The Fourth Amendment to the Constitution of the United States forbids only such searches that are unreasonable

[99 NJSuper Page 607]

under all the factual circumstances then existing. State v. Davis, 50 N.J. 16, 22 (1967); State v. Boykins, 50 N.J. 73, 78 (1967); State v. Miller, 47 N.J. 273 (1966).

Under the facts here presented there should be no need for this Court to go into a lengthy discussion as to what is and what is not reasonable under varying facts and situations. Here the juvenile was leaving a restricted area of Plainfield troubled by a then existing civil disturbance at an hour in the early morning when no juvenile should be on the streets.
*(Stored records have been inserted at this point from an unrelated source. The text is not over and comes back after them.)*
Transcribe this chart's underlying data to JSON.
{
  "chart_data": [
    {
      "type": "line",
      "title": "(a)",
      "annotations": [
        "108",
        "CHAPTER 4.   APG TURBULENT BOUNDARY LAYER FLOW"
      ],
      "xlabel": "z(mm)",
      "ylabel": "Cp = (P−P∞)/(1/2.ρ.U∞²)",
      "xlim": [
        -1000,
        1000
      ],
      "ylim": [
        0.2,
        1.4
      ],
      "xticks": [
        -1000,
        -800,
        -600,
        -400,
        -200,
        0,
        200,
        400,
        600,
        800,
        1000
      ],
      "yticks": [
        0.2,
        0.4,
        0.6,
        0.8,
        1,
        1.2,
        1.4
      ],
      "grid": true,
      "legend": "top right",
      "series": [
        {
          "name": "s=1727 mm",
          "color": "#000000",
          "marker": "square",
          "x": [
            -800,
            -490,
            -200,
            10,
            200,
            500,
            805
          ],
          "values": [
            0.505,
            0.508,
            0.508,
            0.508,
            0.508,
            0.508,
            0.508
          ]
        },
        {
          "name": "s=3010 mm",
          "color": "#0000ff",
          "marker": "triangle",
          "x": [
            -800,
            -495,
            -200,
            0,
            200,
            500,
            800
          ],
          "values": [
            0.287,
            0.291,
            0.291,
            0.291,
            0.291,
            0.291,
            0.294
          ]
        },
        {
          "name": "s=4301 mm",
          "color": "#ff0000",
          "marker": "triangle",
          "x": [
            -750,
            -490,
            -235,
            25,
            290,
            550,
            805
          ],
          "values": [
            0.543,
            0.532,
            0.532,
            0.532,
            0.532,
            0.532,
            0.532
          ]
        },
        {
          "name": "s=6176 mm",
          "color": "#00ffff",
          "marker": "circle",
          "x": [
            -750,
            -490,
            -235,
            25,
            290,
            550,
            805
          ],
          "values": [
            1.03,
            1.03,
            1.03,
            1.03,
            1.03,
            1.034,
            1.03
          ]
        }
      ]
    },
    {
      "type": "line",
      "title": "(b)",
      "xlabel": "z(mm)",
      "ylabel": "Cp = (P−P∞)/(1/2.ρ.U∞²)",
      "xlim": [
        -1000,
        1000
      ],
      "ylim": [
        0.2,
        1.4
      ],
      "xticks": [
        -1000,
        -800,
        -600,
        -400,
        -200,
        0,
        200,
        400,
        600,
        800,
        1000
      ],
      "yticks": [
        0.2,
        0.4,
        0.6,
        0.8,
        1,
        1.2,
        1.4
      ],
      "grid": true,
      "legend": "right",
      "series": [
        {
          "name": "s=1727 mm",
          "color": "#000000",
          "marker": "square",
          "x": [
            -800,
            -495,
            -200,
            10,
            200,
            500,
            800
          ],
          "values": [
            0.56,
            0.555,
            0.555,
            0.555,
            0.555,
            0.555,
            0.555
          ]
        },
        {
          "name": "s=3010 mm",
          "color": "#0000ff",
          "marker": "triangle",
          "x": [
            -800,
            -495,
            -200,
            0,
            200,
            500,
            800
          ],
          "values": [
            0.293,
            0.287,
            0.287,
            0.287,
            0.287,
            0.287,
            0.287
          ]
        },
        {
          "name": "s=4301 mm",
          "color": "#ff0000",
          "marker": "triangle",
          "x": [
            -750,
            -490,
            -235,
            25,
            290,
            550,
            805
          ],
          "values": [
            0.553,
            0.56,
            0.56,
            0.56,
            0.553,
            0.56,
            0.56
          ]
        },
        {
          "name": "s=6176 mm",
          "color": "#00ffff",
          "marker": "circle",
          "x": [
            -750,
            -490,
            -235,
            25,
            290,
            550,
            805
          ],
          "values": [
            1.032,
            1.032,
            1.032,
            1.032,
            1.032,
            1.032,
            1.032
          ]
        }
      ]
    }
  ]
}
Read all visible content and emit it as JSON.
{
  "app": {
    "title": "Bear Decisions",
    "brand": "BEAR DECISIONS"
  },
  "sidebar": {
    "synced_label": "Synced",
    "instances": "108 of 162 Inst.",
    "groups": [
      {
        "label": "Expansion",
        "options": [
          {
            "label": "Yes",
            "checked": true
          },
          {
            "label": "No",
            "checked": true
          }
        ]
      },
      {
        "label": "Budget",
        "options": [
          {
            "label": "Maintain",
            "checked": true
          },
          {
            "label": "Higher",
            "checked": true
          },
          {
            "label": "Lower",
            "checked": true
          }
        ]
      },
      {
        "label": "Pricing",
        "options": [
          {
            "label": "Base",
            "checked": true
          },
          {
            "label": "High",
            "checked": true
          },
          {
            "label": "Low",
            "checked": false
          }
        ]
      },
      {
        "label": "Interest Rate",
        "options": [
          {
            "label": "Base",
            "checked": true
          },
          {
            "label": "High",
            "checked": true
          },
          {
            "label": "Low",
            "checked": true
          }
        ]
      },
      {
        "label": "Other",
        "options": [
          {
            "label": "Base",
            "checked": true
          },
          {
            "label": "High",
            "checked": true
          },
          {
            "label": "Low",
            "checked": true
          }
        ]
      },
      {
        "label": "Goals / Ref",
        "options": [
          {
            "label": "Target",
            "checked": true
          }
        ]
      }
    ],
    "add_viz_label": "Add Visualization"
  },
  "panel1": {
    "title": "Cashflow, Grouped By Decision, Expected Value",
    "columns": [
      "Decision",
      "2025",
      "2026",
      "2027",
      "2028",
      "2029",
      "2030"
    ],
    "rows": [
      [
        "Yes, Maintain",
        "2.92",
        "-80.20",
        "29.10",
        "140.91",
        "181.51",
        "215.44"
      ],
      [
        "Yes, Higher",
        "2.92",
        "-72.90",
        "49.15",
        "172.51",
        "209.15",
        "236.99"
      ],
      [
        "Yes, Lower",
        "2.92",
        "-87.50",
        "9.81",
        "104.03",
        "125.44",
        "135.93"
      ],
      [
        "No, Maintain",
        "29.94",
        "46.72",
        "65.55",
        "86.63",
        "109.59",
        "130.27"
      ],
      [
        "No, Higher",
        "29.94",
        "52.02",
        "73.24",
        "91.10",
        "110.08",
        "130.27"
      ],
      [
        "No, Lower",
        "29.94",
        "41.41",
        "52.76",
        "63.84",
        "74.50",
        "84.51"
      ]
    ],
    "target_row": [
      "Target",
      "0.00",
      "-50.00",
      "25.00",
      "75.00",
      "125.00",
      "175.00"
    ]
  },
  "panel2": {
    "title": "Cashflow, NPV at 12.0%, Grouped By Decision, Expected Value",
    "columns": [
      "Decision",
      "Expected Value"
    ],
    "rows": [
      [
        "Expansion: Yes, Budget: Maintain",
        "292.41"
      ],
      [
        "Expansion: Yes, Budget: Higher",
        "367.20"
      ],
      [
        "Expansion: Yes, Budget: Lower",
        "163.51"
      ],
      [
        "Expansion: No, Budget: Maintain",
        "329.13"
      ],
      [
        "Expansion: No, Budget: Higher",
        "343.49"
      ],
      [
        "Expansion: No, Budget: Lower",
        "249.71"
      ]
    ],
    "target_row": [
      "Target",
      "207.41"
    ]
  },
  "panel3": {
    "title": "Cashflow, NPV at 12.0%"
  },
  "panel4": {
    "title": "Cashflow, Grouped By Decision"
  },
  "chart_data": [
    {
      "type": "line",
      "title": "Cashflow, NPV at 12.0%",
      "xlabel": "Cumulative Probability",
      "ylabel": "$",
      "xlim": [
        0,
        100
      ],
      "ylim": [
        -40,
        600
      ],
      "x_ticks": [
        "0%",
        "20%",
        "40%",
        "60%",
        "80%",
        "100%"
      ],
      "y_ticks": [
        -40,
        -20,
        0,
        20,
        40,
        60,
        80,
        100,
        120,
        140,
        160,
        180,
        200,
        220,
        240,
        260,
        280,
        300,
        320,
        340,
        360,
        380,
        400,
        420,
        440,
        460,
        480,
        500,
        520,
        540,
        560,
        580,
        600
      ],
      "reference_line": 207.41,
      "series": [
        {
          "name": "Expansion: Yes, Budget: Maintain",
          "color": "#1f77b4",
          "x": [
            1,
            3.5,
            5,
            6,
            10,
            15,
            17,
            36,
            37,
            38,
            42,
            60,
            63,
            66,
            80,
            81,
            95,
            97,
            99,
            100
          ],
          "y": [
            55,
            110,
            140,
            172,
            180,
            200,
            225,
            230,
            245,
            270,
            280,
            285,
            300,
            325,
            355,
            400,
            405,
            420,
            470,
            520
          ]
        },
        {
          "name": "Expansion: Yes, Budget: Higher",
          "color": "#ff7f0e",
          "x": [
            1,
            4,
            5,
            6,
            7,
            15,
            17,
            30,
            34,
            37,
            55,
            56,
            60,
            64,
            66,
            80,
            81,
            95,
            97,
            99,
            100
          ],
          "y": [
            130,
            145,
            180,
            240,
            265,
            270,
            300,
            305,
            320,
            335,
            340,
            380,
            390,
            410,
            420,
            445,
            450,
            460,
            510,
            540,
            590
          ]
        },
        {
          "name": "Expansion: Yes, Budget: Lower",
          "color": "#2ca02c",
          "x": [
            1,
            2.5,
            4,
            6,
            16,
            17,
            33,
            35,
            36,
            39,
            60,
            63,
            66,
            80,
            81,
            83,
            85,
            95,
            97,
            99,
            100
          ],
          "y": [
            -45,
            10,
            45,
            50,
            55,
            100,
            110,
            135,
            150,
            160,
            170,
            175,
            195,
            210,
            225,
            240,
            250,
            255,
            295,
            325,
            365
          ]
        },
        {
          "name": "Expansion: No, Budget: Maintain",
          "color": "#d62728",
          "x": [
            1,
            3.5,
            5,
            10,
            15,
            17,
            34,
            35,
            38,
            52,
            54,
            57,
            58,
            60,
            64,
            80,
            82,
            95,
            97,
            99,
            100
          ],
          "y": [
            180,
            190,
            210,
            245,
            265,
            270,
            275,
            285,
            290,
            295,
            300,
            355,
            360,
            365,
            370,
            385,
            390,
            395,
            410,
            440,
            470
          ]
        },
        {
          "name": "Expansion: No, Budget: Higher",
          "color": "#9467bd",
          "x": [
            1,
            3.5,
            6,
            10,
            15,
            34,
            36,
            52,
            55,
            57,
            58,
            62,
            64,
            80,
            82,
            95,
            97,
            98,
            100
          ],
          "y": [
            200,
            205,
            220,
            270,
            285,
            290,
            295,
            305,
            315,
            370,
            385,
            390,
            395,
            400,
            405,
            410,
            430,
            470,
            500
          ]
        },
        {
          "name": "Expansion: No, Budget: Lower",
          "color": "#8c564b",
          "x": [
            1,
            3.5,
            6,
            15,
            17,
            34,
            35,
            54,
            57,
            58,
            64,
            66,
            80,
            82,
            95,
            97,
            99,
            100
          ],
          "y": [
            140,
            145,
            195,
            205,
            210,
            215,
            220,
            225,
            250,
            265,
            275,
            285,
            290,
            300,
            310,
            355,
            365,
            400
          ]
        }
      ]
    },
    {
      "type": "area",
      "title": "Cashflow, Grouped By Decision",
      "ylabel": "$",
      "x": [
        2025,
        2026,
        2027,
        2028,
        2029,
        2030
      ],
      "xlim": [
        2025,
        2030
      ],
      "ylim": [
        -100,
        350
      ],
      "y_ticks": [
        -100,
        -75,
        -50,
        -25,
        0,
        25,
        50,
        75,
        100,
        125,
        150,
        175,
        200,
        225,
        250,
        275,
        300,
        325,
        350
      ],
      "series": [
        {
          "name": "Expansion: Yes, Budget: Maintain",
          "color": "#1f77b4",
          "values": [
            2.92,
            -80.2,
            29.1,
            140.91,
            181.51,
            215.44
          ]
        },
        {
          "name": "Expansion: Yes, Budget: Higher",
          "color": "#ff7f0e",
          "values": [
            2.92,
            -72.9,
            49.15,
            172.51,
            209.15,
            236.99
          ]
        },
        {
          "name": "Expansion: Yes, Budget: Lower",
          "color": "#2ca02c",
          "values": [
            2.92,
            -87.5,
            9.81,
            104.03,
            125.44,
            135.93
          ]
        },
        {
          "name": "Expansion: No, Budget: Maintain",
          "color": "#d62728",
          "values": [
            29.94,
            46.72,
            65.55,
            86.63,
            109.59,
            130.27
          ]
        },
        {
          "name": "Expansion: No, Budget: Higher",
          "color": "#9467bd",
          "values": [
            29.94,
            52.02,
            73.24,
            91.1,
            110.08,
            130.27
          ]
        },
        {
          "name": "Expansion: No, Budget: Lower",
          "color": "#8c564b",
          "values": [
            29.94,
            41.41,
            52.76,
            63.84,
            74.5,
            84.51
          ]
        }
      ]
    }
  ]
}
In view of the looting, reported shootings and in consideration of the marked ability of an automobile for carrying away contraband, it would seem to be unquestionably reasonable for the officer to stop the vehicle, order the juvenile out of the car and take him into custody without process. R.R. 6:8-3; State v. Smith, supra; cf. State v. Kabayama, 98 N.J. Super. 85 (App. Div. 1967).

The discovery of the boxes of cigars, cartons of cigarettes and bottles of liquor at this time would clearly support a reasonable belief that a crime had taken place and that these goods were the product thereof. It would seem that the totality of the circumstances gave rise to probable cause for arrest. State v. Mark, 46 N.J. 262 (1966); State v. Dilley, 49 N.J. 460 (1967). Thus a search of the juvenile was reasonable and in the course of the arrest. State v. Doyle, 42 N.J. 334, 345-346 (1964); State v. Dilley, supra; State v. Scanlon, 84 N.J. Super. 427 (App. Div. 1964). It would follow that the finding of the keys, which form the basis of this complaint, was not done as an unlawful search and seizure, but rather, in the light of all the facts and circumstances then existing, was the result of a reasonable exercise of the police power.

For the above reasons the motion to suppress the evidence on the grounds of an unlawful search and seizure is denied.

An order will be entered embodying the conclusions in this opinion.